Uma ação para caminhar nesse sentido é a criação de um Sistema Único de Mobilidade (SUM). Apresentado também na Agenda Rio 2030, sua lógica é baseada nos princípios de equidade, universalidade, acessibilidade, integralidade e sustentabilidade. E promoveria uma atuação integrada entre governos federal, estadual e municipal, assim como é feito com o Sistema Único de Saúde (SUS). Dessa forma, o custo do transporte público é dividido entre os três níveis de governo, aumentando o compartilhamento de responsabilidades e permitindo maiores possibilidades de implementação de projetos de mobilidade, que precisam de recursos robustos para sair do papel.
Algumas orientações fundamentais do SUM que se conectam com o debate da transição energética justa são: a adoção de metas para melhoria e sustentabilidade do transporte; definição de fontes de receitas extra tarifárias para financiamento coletivo do transporte público; instrumentos para maior controle público sobre o sistema de transporte; e a criação de autoridades metropolitanas para o transporte público, para melhoria na integração entre diferentes modais.
Esse conjunto de medidas seriam capazes de promover mudanças estruturais para solucionar problemas históricos do transporte público nas cidades.
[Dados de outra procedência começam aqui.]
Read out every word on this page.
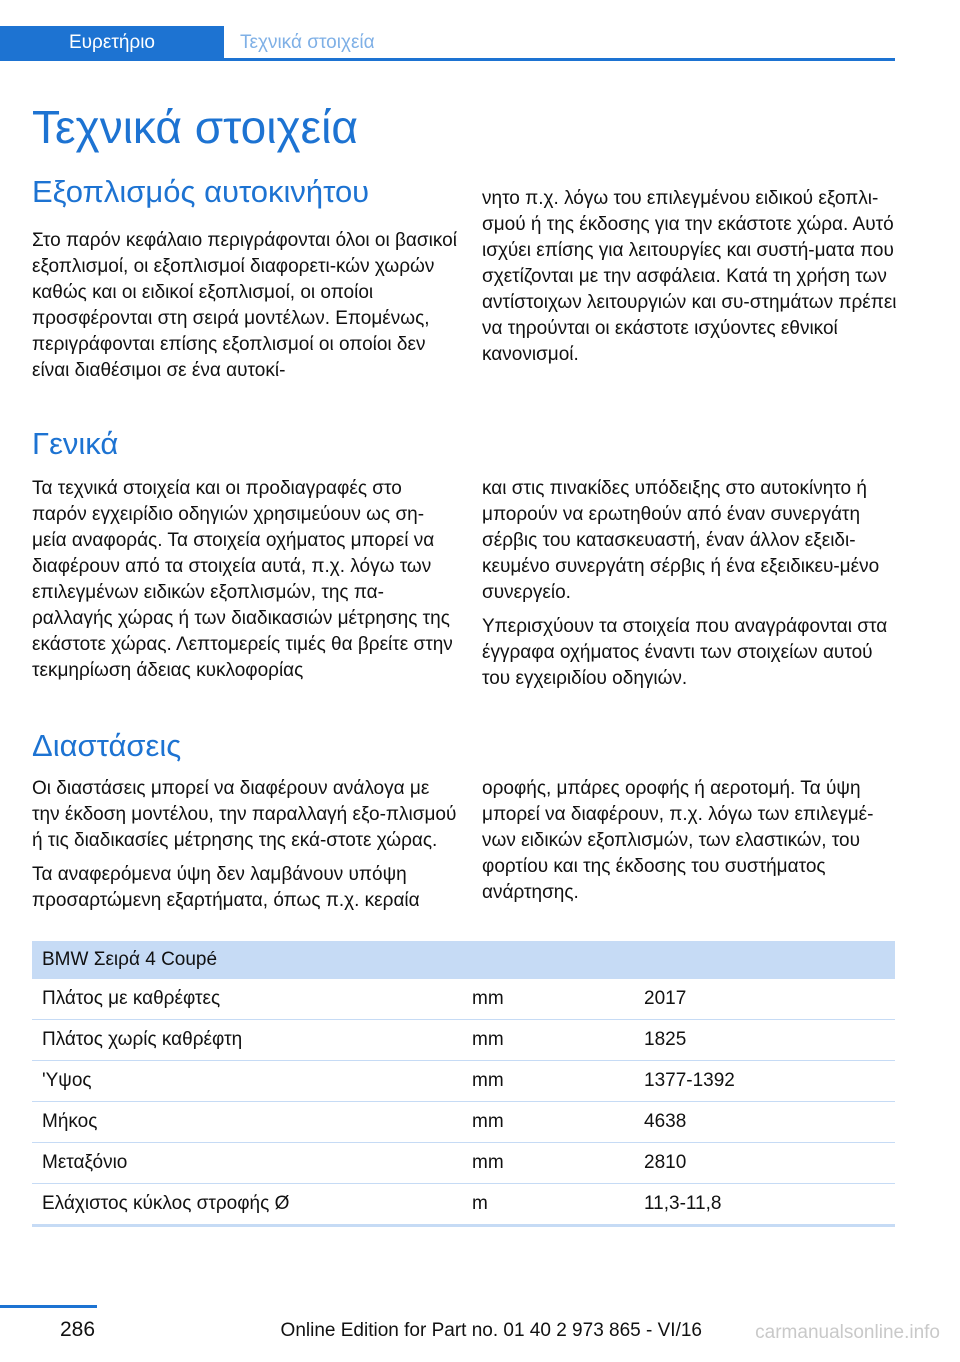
Ευρετήριο	Τεχνικά στοιχεία
Τεχνικά στοιχεία
Εξοπλισμός αυτοκινήτου

Στο παρόν κεφάλαιο περιγράφονται όλοι οι βασικοί εξοπλισμοί, οι εξοπλισμοί διαφορετι‐κών χωρών καθώς και οι ειδικοί εξοπλισμοί, οι οποίοι προσφέρονται στη σειρά μοντέλων. Επομένως, περιγράφονται επίσης εξοπλισμοί οι οποίοι δεν είναι διαθέσιμοι σε ένα αυτοκί‐

νητο π.χ. λόγω του επιλεγμένου ειδικού εξοπλι‐σμού ή της έκδοσης για την εκάστοτε χώρα. Αυτό ισχύει επίσης για λειτουργίες και συστή‐ματα που σχετίζονται με την ασφάλεια. Κατά τη χρήση των αντίστοιχων λειτουργιών και συ‐στημάτων πρέπει να τηρούνται οι εκάστοτε ισχύοντες εθνικοί κανονισμοί.

Γενικά

Τα τεχνικά στοιχεία και οι προδιαγραφές στο παρόν εγχειρίδιο οδηγιών χρησιμεύουν ως ση‐μεία αναφοράς. Τα στοιχεία οχήματος μπορεί να διαφέρουν από τα στοιχεία αυτά, π.χ. λόγω των επιλεγμένων ειδικών εξοπλισμών, της πα‐ραλλαγής χώρας ή των διαδικασιών μέτρησης της εκάστοτε χώρας. Λεπτομερείς τιμές θα βρείτε στην τεκμηρίωση άδειας κυκλοφορίας

και στις πινακίδες υπόδειξης στο αυτοκίνητο ή μπορούν να ερωτηθούν από έναν συνεργάτη σέρβις του κατασκευαστή, έναν άλλον εξειδι‐κευμένο συνεργάτη σέρβις ή ένα εξειδικευ‐μένο συνεργείο.

Υπερισχύουν τα στοιχεία που αναγράφονται στα έγγραφα οχήματος έναντι των στοιχείων αυτού του εγχειριδίου οδηγιών.

Διαστάσεις

Οι διαστάσεις μπορεί να διαφέρουν ανάλογα με την έκδοση μοντέλου, την παραλλαγή εξο‐πλισμού ή τις διαδικασίες μέτρησης της εκά‐στοτε χώρας.

Τα αναφερόμενα ύψη δεν λαμβάνουν υπόψη προσαρτώμενη εξαρτήματα, όπως π.χ. κεραία

οροφής, μπάρες οροφής ή αεροτομή. Τα ύψη μπορεί να διαφέρουν, π.χ. λόγω των επιλεγμέ‐νων ειδικών εξοπλισμών, των ελαστικών, του φορτίου και της έκδοσης του συστήματος ανάρτησης.

BMW Σειρά 4 Coupé		
Πλάτος με καθρέφτες	mm	2017
Πλάτος χωρίς καθρέφτη	mm	1825
'Υψος	mm	1377-1392
Μήκος	mm	4638
Μεταξόνιο	mm	2810
Ελάχιστος κύκλος στροφής Ø	m	11,3-11,8
286	Online Edition for Part no. 01 40 2 973 865 - VI/16	carmanualsonline.info
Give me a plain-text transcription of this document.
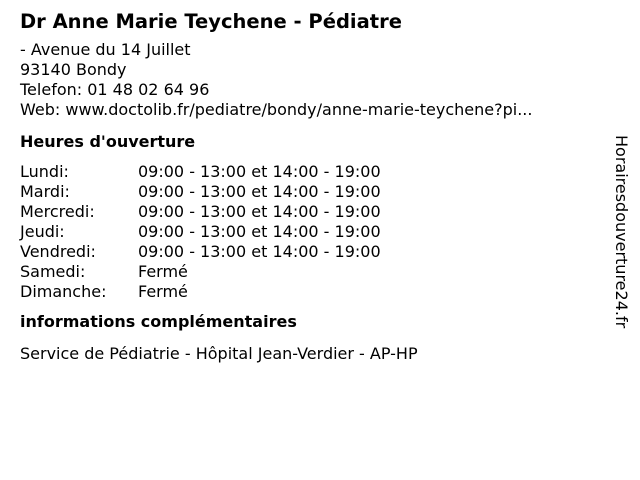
Dr Anne Marie Teychene - Pédiatre
- Avenue du 14 Juillet
93140 Bondy
Telefon: 01 48 02 64 96
Web: www.doctolib.fr/pediatre/bondy/anne-marie-teychene?pi...
Heures d'ouverture
Lundi:	09:00 - 13:00 et 14:00 - 19:00
Mardi:	09:00 - 13:00 et 14:00 - 19:00
Mercredi:	09:00 - 13:00 et 14:00 - 19:00
Jeudi:	09:00 - 13:00 et 14:00 - 19:00
Vendredi:	09:00 - 13:00 et 14:00 - 19:00
Samedi:	Fermé
Dimanche:	Fermé
informations complémentaires
Service de Pédiatrie - Hôpital Jean-Verdier - AP-HP
Horairesdouverture24.fr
Com um sistema mais efetivo, mais pessoas passam a utilizá-lo, o que, naturalmente, reduz o número de carros nas ruas e também influencia positivamente na qualidade do ar e nas emissões geradas.
Virada à brasileira é necessária
Além disso, também é necessário reconhecer que vivemos em um país de proporções continentais, com diferentes biomas e uma produção agrícola robusta e diversa, logo, quando se pensa em diversificação de fontes de energia, não há como negar que o Brasil possui um potencial grande na produção de biocombustíveis. E sua produção, acompanhada de investimentos no setor, pode auxiliar na redução de emissão de GEE frente a alta dependência de combustíveis fósseis.
O fato é que projetar um novo futuro olhando para 2030 é investir, sobretudo, na mobilidade urbana. Um direito social básico que dá acesso a outros direitos essenciais, mas que muitas vezes é excludente, por sua lógica de operação na maioria das cidades. O caminho para a justiça social é pelo transporte público com zero mortes, zero emissões e zero tarifas.